In this session, we hear about action in four key domains:

  • Research
  • Practice
  • Policy
  • Advocacy

We’ll also discuss ways the health literacy community has contributed solutions to pandemic challenges.


  • Identify at least one way to take a leadership role during the pandemic.
  • Discuss at least one strategy to create partnerships to address pandemic issues.
  • Examine ways to advance health literacy and health equity and/or reduce health disparities.

1:00 pm – 1:50 pm (ET)

Health + Literacy + English: Building Partnerships to Increase Health Literacy in
Adult Learners

Doris Ravotas, PhD

Western Michigan University

*This is a Community Engagement domain course.

This workshop will expose attendees to a unique partnership to incorporate health into adult basic education and English language learner programs. It will illustrate how recent health literacy summer programs for refugees arose out of earlier partnerships.

Lessons learned about barriers and facilitators to partnerships and programming will be examined.  Participants will have the opportunity to identify partnerships they might build in their local areas, specific to student needs.  Participants will leave the workshop with tools for building partnerships and meeting adult learner needs, including removing barriers and leveraging funding.

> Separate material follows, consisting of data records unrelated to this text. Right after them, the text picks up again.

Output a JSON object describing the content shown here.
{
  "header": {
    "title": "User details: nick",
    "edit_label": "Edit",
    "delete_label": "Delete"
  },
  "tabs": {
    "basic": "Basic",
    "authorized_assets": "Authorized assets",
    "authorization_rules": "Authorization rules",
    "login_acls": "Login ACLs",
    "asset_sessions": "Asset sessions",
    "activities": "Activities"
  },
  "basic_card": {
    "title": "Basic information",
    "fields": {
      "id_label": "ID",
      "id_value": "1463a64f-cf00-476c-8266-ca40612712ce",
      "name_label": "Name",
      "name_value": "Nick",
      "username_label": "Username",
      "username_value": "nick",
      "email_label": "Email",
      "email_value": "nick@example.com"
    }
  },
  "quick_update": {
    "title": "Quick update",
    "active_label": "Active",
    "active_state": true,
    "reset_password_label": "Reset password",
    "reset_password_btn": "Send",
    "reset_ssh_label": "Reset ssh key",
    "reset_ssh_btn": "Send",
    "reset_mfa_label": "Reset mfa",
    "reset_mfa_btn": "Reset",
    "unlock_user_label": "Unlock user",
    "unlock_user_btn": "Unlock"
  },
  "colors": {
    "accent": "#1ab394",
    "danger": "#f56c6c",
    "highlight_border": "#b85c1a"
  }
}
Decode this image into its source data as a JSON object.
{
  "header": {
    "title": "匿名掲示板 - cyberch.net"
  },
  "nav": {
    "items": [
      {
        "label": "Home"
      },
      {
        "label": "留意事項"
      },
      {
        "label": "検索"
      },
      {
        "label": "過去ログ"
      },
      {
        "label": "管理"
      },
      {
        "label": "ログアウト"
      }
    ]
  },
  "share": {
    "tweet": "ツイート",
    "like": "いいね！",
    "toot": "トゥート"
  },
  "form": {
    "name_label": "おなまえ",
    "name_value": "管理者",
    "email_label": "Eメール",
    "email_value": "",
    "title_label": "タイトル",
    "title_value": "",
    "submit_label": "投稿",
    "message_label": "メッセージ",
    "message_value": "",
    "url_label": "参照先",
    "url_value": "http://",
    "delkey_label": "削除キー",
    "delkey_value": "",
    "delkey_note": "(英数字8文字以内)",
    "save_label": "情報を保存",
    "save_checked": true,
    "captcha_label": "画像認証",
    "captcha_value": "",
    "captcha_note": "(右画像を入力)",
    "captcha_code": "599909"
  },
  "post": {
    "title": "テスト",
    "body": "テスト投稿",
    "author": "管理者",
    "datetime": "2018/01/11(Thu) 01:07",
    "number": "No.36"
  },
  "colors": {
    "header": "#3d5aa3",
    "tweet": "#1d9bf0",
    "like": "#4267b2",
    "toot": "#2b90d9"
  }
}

  • Objective 1: Explain the process of building partnerships to teach health literacy to adult-literacy and English-language learners.
  • Objective 2: Identify possible partners for your own adult-learners programs.
  • Objective 3: Identify the health literacy needs of adult learners and programming as well as the possible approaches to meeting these needs.

2:00 pm – 2:50 pm (ET)

Enabling Effective Interprofessional Communication With Patients and Families for Safe, Quality Care

Farrah Schwartz, MA

University Health Network

Tracy Paulenko, BScPT, MSc

University Health Network

*This is a Communication domain course.

In health care, patients often work with multiple healthcare professions and providers. Patients are often expected to communicate between healthcare providers, the couriers of healthcare information, or make sense of information given by multiple providers. Interprofessional collaboration can better enable good engagement and health literacy by facilitating unified, consistent information that focuses on the patients’ needs and knowledge.  This workshop will look at health literacy and interprofessional collaboration together, providing an opportunity for participants to learn skills to foster collaboration across professionals, sectors and health specialties.

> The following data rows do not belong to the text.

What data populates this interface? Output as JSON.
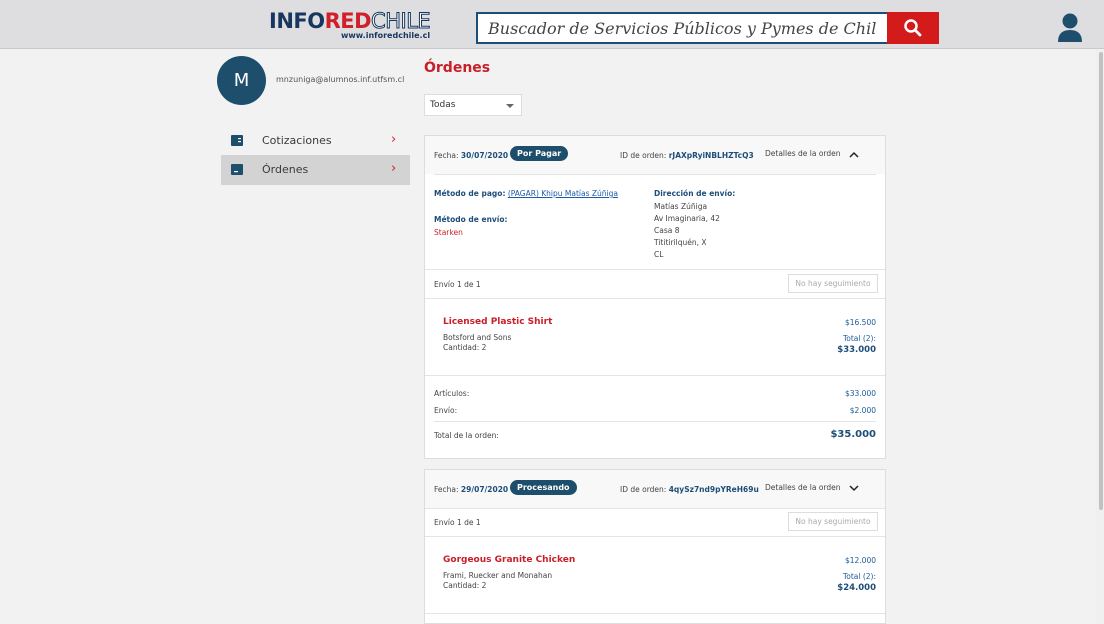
{
  "header": {
    "logo": {
      "info": "INFO",
      "red": "RED",
      "chile": "CHILE",
      "sub": "www.inforedchile.cl"
    },
    "search_placeholder": "Buscador de Servicios Públicos y Pymes de Chile..."
  },
  "user": {
    "initial": "M",
    "email": "mnzuniga@alumnos.inf.utfsm.cl"
  },
  "sidebar": {
    "items": [
      {
        "label": "Cotizaciones",
        "chevron": "›"
      },
      {
        "label": "Órdenes",
        "chevron": "›"
      }
    ]
  },
  "main": {
    "title": "Órdenes",
    "filter": "Todas",
    "orders": [
      {
        "fecha_label": "Fecha:",
        "fecha": "30/07/2020",
        "status": "Por Pagar",
        "id_label": "ID de orden:",
        "id": "rJAXpRyiNBLHZTcQ3",
        "details_label": "Detalles de la orden",
        "payment_label": "Método de pago:",
        "payment_value": "(PAGAR) Khipu Matías Zúñiga",
        "shipping_method_label": "Método de envío:",
        "shipping_method": "Starken",
        "address_label": "Dirección de envío:",
        "address_lines": [
          "Matías Zúñiga",
          "Av Imaginaria, 42",
          "Casa 8",
          "Tititirilquén, X",
          "CL"
        ],
        "shipment_label": "Envío 1 de 1",
        "tracking": "No hay seguimiento",
        "product": {
          "name": "Licensed Plastic Shirt",
          "vendor": "Botsford and Sons",
          "quantity": "Cantidad: 2",
          "unit_price": "$16.500",
          "total_label": "Total (2):",
          "total": "$33.000"
        },
        "summary": {
          "articles_label": "Artículos:",
          "articles": "$33.000",
          "shipping_label": "Envío:",
          "shipping": "$2.000",
          "order_total_label": "Total de la orden:",
          "order_total": "$35.000"
        }
      },
      {
        "fecha_label": "Fecha:",
        "fecha": "29/07/2020",
        "status": "Procesando",
        "id_label": "ID de orden:",
        "id": "4qySz7nd9pYReH69u",
        "details_label": "Detalles de la orden",
        "shipment_label": "Envío 1 de 1",
        "tracking": "No hay seguimiento",
        "product": {
          "name": "Gorgeous Granite Chicken",
          "vendor": "Frami, Ruecker and Monahan",
          "quantity": "Cantidad: 2",
          "unit_price": "$12.000",
          "total_label": "Total (2):",
          "total": "$24.000"
        }
      }
    ]
  }
}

  • Objective 1: Describe interprofessional collaboration and the ways that health literacy strategies can be applied differently when working with interprofessional teams
  • Objective 2: Apply interprofessional health literacy strategies using case scenarios and by sharing their own interprofessional health literacy experiences
  • Objective 3: Plan next steps on how to apply knowledge in their current roles

3:00 pm – 3:50 pm (ET)

Science Activation: Moving Beyond Science Communication To Getting the Science Used

Lucy Jones, PhD
Dr. Lucy Jones Center for Science and Society

Like past catastrophic natural disasters, the pandemic is damaging society where it was already weak. Scientific information is critical for society to use to make better decisions for our safety and wellbeing. Unfortunately, it is often ignored because decision makers sometimes do not understand the information and more importantly do not feel empowered to use it. We need science activation, a process of not just communicating the information, but also ongoing collaboration with policy-makers.  Through this collaboration, solutions to complex problems that encompass societal objectives and physical requirements can be created. This talk explores insights from previous disasters and Dr. Jones’s work in earthquake science and seismic safety policy about the challenges to effective activation of scientific knowledge and approaches scientists and decision makers can take to work together more effectively.


After this talk, attendees will understand:

  • How the demands of peer review influence communication within the science research culture.
  • How evolutionary pressures have shaped human response to crisis information.
  • How the human ability to recognize and manipulate patterns controls the emotional response to randomness.